In my opinion, the capricious nature of Nature is an even better argument for extra-terrestrial human colonization.
In other words, saying we need to develop space travel because we are screwing up this planet is pretty lame. A big rock can fall from the cosmos next month and kill us all. That should be motivation enough.
This issue is a bit more complicated than you think.

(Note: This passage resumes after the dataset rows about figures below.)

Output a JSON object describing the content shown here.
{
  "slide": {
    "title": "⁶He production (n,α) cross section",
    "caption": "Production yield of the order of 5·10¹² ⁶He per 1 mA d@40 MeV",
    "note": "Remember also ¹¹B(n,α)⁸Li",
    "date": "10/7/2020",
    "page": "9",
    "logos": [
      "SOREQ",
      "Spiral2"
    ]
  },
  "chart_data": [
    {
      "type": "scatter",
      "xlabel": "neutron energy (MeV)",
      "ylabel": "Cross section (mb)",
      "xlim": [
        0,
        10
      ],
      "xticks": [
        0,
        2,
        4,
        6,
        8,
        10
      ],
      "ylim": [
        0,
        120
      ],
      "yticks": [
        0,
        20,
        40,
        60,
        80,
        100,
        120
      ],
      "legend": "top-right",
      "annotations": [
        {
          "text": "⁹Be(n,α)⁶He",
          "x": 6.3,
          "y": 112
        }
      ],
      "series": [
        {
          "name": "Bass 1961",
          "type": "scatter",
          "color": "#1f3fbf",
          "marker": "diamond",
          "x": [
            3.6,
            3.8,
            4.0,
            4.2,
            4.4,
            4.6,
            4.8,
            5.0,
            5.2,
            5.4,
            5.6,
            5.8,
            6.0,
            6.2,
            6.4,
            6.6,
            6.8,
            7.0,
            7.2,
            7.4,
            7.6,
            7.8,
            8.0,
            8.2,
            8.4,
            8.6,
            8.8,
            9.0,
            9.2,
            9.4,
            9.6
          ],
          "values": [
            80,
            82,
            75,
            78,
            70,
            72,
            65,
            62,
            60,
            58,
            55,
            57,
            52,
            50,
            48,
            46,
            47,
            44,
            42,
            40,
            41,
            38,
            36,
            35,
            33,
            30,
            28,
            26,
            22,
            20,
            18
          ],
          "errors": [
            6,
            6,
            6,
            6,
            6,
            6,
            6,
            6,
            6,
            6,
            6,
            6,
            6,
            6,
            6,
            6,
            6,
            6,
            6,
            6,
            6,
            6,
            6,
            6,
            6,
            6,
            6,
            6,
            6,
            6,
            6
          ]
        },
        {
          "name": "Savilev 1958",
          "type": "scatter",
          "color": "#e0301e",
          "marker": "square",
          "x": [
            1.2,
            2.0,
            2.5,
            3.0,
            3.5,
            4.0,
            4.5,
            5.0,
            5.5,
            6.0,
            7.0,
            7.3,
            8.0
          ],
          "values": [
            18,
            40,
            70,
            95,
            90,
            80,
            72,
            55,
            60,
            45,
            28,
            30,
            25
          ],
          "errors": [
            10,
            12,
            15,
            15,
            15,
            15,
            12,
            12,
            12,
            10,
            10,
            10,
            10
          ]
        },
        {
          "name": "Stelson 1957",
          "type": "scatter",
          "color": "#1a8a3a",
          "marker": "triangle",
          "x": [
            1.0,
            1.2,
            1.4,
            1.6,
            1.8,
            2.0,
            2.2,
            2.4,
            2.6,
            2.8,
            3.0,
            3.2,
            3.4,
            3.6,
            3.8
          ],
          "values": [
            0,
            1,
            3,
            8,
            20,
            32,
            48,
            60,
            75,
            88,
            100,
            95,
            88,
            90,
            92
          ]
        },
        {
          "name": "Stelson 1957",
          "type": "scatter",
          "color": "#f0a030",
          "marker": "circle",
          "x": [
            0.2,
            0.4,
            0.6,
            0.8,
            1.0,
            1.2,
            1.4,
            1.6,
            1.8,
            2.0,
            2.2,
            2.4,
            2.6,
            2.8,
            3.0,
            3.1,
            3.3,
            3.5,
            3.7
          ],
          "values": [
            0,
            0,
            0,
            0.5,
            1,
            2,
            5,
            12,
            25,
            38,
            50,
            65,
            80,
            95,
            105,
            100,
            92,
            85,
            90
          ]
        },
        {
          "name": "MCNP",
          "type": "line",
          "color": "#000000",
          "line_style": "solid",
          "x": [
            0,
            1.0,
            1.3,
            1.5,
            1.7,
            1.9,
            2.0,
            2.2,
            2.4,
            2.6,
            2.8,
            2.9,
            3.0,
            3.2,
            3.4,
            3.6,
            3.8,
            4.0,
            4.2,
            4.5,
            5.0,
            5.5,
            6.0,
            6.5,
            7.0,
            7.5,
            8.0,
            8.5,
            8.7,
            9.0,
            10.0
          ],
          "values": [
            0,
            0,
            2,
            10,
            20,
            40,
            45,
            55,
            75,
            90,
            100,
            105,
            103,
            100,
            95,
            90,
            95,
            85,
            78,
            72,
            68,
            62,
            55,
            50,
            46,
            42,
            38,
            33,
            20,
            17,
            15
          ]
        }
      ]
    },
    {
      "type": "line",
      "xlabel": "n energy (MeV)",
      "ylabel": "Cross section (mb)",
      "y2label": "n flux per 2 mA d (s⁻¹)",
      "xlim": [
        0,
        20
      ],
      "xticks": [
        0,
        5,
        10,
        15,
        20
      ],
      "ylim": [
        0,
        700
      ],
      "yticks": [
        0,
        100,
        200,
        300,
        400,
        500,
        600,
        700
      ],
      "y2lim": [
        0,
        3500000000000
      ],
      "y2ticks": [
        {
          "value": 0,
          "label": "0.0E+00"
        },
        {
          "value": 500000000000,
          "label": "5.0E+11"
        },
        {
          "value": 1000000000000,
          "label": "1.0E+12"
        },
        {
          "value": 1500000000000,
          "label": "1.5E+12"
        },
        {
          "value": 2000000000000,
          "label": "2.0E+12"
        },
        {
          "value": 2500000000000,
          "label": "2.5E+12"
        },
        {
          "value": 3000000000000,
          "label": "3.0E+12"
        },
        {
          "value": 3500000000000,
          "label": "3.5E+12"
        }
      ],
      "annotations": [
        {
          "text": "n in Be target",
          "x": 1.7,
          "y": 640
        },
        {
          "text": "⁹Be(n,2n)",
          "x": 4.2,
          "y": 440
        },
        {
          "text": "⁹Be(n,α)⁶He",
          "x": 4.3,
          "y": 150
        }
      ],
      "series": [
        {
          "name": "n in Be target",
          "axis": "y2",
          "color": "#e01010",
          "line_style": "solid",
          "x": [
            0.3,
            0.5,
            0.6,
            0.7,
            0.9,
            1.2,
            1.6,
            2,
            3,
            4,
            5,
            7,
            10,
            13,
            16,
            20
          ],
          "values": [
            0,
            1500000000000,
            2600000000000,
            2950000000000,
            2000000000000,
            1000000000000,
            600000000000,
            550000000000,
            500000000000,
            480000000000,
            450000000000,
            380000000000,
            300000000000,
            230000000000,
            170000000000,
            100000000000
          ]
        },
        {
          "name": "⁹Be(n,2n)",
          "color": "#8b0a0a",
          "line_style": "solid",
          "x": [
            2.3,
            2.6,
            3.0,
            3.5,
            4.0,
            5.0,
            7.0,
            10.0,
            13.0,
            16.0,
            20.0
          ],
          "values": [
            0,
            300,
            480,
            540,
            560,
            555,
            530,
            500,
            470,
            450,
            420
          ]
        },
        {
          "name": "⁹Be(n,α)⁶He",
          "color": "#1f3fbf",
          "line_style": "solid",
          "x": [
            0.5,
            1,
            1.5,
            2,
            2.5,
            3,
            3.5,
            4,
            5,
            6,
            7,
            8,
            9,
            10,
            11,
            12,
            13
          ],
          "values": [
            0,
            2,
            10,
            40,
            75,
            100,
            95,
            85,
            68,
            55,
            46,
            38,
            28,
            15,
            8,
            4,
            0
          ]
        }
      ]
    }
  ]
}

parent is a troll...doesn't provide even the most basic support for his contention
please mod down
on topic, i think private space exploration is great...too bad no one is really doing it. right now, the only active presence of private industry in space is for SPACE TOURISM, not exploration...it's all about some rich guy doing a sub-orbital shot and going 'whooopppeee!' during his 10 minutes of 0g
space tourism is not the same as true exploration, no private industry has any legit plans/funding to actually DO any exploration...all they have is a power point presentation and a sales pitch...slashdot has discussed this thoroughly...can't we accept this and move on now?
Thank you Dave Raggett
John F. Kennedy, 9/12/1962
Help stamp out iliturcy.
Before I get started: I actually quite like the space program, and I do think that some advances were made for it. But the "it created jobs!!!" argument is IMHO still a fallacy.
There's a more subtle version or relative of the broken window there. The fallacy is assuming that those jobs wouldn't have been created by someone else, for another purpose.
The thing is, since we've been Keynesian all along, all the governments have known about the Phillips curve too. In fact, applied it.
The short and skinny is that there's an interdependency between inflation and unemployment. So for more than half a century what all governments did was try to stay at a point of their choosing on that curve. That's the reason the Federal Reserve tries to keep inflation at a given point, for example. Because too much inflation is bad by itself, but too little creates unemployment.
So in doing so, it fixes the employment where it wants it too.
Basically if those jobs hadn't been created by the space program, then they would have been created somewhere else. Not the same jobs, mind you, but a roughly equal number anyway.
The even more insidious part of the "but it created jobs!!!" sophistry is that it tries to imply that something was gained where nothing would have been created instead otherwise. People already nod and imagine that all the things those people achieved in those jobs, are surely better than nothing at all, because they wouldn't even be employed without a space program. Which just isn't so. Those people would have been employed, and would have produced _something_ in all this time, with or without a space program. Each job there, came at the expense of exactly one job somewhere else. Every 8 hours day spent reviewing why the shuttle's heat tiles broke, are 8 hours that weren't spent (by that guy or someone else) on some other project.
A point could still be made whether we benefited more from those jobs, than from the alternate history version without a space program. Unfortunately, none of us knows what would have really happened in an alternate history. Maybe all those jobs would have been cabbie and McDonalds jobs instead. In that case, sure, we're better off with them working (directly or indirectly) for NASA instead. But at least theoretically it's equally possible that they would have worked on some better project instead. Maybe in that parallel universe without a space program, all those smart people worked on fusion power instead and now have cheap energy everywhere and a bunch of innovative electronics trickled to other domains from _that_ research. We don't know.
A polar bear is a cartesian bear after a coordinate transform.
Of course it's worth exploring! Just think of all the technology and advancements we've already brought back from the Gou'auld, the Asgard, and the Ancients. Naquada reactors, hyperdrive engines, beaming technology. Who knows what more might be out there!